Handle unreadable stdin in sanitize-string #4

assisted-by-ai · 2025-12-02T09:10:02Z

Summary

handle stdin objects missing a read method or raising errors by emitting clear failures instead of crashing
add regression tests for unreadable stdin scenarios

Testing

PYTHONPATH="$PWD/usr/lib/python3/dist-packages" python3 -m pytest -o 'python_files=tests/*.py' usr/lib/python3/dist-packages/sanitize_string/tests/sanitize_string.py

assisted-by-ai · 2025-12-03T10:38:04Z

Added reusable helper to assert sanitize-string usage output, exit codes, and standardized help text for argument validation scenarios.

Introduced coverage for invalid argument combinations and absence of stdin to ensure graceful handling of edge conditions.

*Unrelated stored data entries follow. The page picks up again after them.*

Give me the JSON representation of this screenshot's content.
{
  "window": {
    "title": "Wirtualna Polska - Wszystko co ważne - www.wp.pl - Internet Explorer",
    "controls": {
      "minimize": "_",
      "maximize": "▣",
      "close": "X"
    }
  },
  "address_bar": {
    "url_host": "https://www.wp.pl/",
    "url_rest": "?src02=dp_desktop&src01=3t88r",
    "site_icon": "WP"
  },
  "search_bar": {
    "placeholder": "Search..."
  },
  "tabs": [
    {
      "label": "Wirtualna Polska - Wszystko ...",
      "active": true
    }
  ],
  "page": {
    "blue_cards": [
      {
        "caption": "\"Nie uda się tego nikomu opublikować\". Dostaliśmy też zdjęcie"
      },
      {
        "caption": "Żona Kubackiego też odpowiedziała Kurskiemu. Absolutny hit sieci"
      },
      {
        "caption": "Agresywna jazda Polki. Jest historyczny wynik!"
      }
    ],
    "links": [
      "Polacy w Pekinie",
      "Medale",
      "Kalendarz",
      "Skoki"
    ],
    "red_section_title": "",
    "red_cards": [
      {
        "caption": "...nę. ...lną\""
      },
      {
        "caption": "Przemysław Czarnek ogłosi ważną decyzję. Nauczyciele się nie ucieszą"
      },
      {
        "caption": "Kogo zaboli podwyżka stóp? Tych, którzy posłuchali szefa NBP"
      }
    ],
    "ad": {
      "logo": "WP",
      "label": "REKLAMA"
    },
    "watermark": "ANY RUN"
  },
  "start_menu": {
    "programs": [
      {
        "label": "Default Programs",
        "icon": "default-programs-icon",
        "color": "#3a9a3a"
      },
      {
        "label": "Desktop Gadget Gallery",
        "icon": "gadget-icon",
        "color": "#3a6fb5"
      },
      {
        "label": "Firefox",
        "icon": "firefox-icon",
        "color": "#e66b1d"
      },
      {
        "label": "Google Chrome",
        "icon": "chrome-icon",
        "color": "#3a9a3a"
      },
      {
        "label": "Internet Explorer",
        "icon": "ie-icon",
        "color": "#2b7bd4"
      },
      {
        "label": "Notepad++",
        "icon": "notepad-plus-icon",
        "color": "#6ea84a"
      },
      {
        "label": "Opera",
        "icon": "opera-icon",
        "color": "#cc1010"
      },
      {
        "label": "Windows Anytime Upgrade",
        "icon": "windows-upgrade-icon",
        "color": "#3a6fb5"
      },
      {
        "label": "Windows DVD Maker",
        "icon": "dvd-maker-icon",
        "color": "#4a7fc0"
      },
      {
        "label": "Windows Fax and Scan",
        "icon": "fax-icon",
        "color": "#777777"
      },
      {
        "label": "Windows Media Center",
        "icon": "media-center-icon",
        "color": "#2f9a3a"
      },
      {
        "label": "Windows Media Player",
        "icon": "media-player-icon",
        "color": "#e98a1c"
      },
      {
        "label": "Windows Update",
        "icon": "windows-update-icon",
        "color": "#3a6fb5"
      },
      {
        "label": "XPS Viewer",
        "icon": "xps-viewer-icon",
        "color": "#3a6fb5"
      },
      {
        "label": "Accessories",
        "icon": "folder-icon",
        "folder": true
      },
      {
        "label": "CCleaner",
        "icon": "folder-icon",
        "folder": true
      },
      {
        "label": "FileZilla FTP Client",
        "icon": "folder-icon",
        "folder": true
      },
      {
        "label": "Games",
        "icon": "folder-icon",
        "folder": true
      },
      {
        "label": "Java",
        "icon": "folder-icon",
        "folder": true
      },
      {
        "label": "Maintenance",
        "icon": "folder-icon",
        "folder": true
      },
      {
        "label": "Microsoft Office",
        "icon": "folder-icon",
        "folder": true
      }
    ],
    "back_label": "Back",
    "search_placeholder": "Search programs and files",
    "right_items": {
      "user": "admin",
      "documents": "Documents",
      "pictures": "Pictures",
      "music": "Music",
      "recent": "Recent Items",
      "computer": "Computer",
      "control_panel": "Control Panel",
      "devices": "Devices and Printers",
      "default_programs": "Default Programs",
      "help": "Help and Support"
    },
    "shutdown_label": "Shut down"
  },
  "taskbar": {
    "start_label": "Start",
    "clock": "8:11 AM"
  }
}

Skipped stdin.reconfigure when the stream lacks that method so sanitize-string can handle custom stdin implementations without crashing.

Added regression coverage to ensure stdin streams without reconfigure still process input correctly even when pytest is absent from sys.modules.

Added safeguards for stdin handling so sanitize-string now reports unreadable streams instead of crashing on missing read or read failures.

Introduced regression tests covering stdin read errors and absent read methods to ensure graceful exits with clear messaging.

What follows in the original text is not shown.